こんなに悲しげに笑う君を僕は初めて見た気がする。水筒を握る指の先が喉よりも白くなっていた。君のことを照らせたらいいと、その時僕は強く願った。
多分自分からは、決して輝けないけれど。
『君を照らす月』
目の下に広がる模様をゴシゴシこすっていたら、通りすがりに肩をぶつけられた。
「痛っ」
わざとらしく顔をしかめてみせるあたしに、
「そんなことしたって消えないよ〜?」
君はぐりぐり頭を押し付ける。
「わかってるよ」
鏡に向き直ったあたしは、エイジング乳液を手のひらにもう一回分追加した。
「私は好きだけどな。だって、」
鏡の世界で君が頬を寄せる。羨ましいほど白い頬。
「木漏れ日の跡みたいで」
自分じゃ好きになれないところさえ、そのまま肯定してくれた、あなたこそが木漏れ日だったよ。
『木漏れ日の跡』
また来ようよ。
戸口の暖簾に手をかざし、きみは少しよろけて笑った。
年末が二度過ぎても、忘年会のハッシュタグと並ぶ知らない顔を眺めているだけ。
約束したじゃんなんて思ってないよ。
『ささやかな約束』
人の優しさが染みた時、美しい景色にほろりとした時、やっぱりあなたを思い出す。
愛を込めるなんて柄じゃないし、幸せ願うのもなんか違う。だからこの気持ちはもう祈りのようなものかもしれない。
今日もまた。
あなたが笑っていますように。助けてくれる誰かが何かが、あなたと共にありますように。どうにかなるさと明るく諦めて、下手くそな鼻歌を歌えていますように。
ひそかな祈りを重ねたとて、先には何もないけれど。
『祈りの果て』
店に戻った私を見た友紀は静かに口元に手をやり、なにか小さな声でつぶやいた。
今更多少見た目が変わったところで、意味なんかないと思ってた。だから友紀がヘアカットモデルの話を持ちかけて来た時も、深く考えずに引き受けたのだ。

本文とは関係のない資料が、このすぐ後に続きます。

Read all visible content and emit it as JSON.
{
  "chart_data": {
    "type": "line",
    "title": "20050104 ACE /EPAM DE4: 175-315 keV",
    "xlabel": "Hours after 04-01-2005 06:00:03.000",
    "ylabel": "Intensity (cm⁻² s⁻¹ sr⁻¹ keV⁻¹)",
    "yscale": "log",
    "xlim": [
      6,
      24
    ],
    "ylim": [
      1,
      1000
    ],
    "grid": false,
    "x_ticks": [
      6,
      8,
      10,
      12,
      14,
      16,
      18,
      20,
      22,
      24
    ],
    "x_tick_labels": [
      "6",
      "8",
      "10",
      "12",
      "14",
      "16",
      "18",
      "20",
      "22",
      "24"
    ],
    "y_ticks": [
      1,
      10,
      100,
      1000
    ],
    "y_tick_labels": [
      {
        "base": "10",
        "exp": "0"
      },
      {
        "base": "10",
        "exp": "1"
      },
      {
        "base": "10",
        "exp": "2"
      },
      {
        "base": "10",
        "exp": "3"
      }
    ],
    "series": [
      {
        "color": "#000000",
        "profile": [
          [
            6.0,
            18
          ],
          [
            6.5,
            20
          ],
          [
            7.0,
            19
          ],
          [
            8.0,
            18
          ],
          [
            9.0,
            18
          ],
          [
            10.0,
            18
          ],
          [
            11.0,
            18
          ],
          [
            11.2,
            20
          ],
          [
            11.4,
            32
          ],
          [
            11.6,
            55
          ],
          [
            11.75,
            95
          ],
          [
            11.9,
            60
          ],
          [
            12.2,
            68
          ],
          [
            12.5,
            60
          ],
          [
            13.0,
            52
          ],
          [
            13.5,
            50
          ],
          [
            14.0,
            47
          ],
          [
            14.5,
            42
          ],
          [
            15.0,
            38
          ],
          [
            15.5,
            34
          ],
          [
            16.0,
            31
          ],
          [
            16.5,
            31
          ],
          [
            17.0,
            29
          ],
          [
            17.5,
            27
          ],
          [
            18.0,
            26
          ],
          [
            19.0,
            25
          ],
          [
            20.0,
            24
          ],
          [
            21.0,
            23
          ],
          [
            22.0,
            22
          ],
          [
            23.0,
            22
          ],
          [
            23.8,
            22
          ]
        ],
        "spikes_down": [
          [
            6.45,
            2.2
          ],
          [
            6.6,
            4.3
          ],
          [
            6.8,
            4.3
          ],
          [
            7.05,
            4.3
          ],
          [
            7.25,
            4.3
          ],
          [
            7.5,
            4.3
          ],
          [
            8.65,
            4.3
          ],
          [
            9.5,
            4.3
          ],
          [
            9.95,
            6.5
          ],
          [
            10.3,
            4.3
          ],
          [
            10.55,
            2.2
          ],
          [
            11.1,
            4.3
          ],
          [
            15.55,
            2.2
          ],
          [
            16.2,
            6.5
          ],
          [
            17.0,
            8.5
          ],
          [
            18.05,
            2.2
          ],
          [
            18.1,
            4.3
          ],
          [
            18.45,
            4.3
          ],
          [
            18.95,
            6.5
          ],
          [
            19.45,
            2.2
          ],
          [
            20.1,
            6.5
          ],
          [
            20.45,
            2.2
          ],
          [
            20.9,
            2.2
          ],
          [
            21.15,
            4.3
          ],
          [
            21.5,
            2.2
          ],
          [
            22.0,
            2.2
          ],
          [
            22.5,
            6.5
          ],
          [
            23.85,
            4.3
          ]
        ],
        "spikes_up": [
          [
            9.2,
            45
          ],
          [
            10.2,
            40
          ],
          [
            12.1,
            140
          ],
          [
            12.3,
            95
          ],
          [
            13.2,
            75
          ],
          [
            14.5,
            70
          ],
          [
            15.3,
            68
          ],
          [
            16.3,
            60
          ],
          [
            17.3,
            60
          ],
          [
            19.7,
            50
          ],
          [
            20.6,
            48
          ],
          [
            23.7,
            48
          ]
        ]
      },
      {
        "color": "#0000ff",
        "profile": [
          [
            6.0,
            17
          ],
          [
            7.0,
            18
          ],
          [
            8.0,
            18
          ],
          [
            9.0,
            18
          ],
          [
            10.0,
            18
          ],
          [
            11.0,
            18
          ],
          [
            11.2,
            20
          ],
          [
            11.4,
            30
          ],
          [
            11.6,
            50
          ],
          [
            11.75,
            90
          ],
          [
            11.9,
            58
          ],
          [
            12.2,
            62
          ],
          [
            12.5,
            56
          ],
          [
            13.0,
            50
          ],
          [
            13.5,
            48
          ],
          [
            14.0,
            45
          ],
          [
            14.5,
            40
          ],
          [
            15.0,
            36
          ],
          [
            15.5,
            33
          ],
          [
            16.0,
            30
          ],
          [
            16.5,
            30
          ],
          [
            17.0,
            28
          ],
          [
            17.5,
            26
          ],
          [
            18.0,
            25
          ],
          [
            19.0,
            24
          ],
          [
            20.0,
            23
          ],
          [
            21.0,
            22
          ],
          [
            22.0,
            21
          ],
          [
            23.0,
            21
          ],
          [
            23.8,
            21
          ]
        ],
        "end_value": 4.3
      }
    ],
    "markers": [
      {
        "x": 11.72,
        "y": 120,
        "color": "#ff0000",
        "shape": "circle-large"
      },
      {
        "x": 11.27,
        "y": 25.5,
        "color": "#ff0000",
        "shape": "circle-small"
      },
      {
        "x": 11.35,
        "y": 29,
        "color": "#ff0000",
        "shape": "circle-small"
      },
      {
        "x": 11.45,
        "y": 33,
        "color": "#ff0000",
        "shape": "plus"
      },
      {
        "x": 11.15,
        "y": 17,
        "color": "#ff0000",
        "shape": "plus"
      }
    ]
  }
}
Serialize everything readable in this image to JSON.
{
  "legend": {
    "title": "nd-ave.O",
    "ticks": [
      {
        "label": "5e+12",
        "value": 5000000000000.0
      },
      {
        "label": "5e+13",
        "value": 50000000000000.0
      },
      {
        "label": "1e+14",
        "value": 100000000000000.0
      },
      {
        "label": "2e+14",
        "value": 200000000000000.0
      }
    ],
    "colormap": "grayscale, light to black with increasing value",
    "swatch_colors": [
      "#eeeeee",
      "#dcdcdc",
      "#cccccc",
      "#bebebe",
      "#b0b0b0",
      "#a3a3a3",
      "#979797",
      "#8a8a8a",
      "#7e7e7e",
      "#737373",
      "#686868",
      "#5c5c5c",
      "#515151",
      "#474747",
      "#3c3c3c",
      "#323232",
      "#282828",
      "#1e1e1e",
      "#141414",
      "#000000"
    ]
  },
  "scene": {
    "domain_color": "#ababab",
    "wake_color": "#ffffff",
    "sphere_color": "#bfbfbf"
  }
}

毛先を揃えるついでに色をリタッチし、シャンプーとブローをしてもらっただけなのに、鏡の中には別人がいた。
「いや、ごめん、すごい……綺麗で」
「そ、そうだね。プロの腕はすごいね、やっぱ」
なんと返して良いやらわからず、違う角度で同意を示す私に、友紀が目を逸らし珈琲カップを傾ける。ほとんど中身の残ってないそれを。
2時間ほど前に出されたお揃いのカップはもうなかった。すっかり氷の溶けた水のグラスを私は所在なくなぞる。
ねえ。私たち、同じ迷路に迷ってると信じてもいいのかな?
まっすぐになった自分の髪からシャンプーが強く香る。